Saturday, July 07, 2007

Weak NCLB Growth Models

There are many critics of NCLB. Some people complain that it causes states to lower standards, others complain that it's unrealistic, still others say that it lacks funding, while others complain that "tests" don't really measure learning and the whole premise is wrong.

To counter some of these arguments, several states have been approved to use so called growth model formulas, including my future home state of Alaska (45 days and counting). When I first heard of the concept, I was pretty excited, after all I figured that growth models would make it harder for school districts to ignore students who already meet the low expectations that is required of them.

I was wrong.

Alaska's growth model only uses growth if a student doesn't meet standards. In other words if little Johnny scores two grades below grade level, Alaska can still get credit for him passing as long as he is on target to pass the test within the next few years, or by 10th grade. 3rd graders and 10th graders must test on target.

So basically, there is still no incentive to improve performance of those already making the grade.

I need to find a state that sets their education target at ensuring all kids make AT LEAST one year of progress in one year of school.

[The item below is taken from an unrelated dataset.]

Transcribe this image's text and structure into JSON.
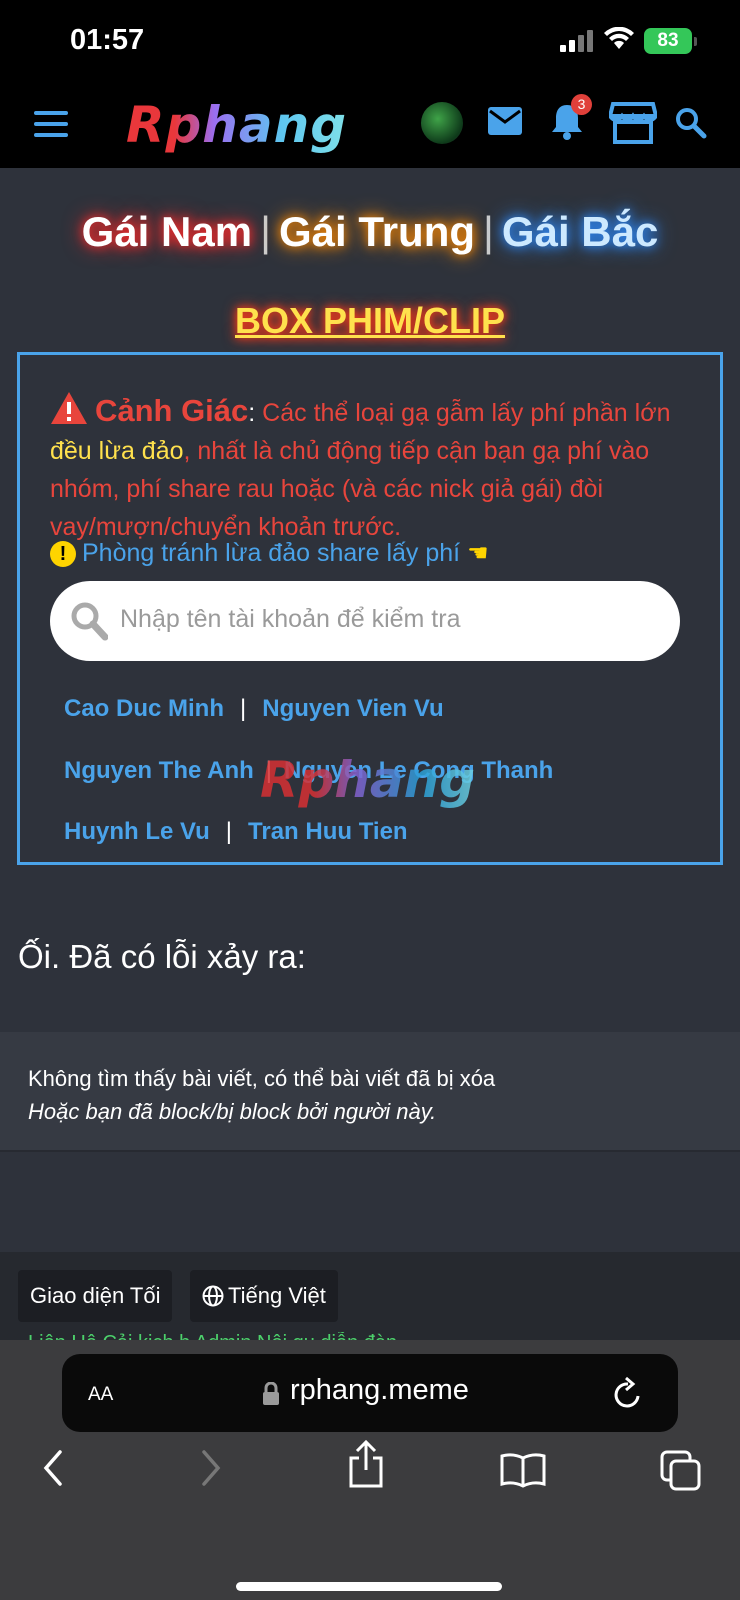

Oh well, NCLB is a crappy law but it's less crappy than nothing. I am so pragmatic.


Brett said...

Hey Rory,

Tennessee is still the standard-bearer here: they make school-level data available for every elementary/middle school in the state. (They also have teacher- and student-level data, but only those behind the curtain get to see them).

One of my clients, the Education Consumers Foundation, gathered all the value-added data on these schools (which was a nightmare, given the less-than-friendly interface from the state) and used it to come up with rankings of schools based on their effectiveness. Take a look at the elementary and middle school interactive charts linked from their home page: (They're in the first paragraph of the "Highlights from the Foundation" section.)

We've hit our first milestone of gathering this data and making it easy to access and understand; the next step is to spread the word in Tennessee. We'll see what kind of response we get - but I certainly wish we had something like this in NC...

Parentalcation said...

Awesome website... though I would like to see a few more options.

It would be cool to filter the data to get winners by specific demographic groups, i.e. find out who does the best improving free lunchers, who does the best with special education, who does the best with black kids not eligible for free and reduced lunch, etc...

A school might do a good job teaching the majority of its students and have great numbers, but suck at teaching some specific group.

Brett said...

Subgroups is an interesting idea - I'd love to see that data as well. Unfortunately the state won't provide those breakdowns to the public. The best we can do is take the school-level data they provide and overlay other school-level information on top of it, like the free/reduced lunch percentages.

Speaking of which, you might be interested in this as well - we mashed up the two and found virtually no correlation between poverty and school effectiveness. If you're interested, go to, scroll down to Section II, and look at the "Poverty versus Performance" chart - it blew me away.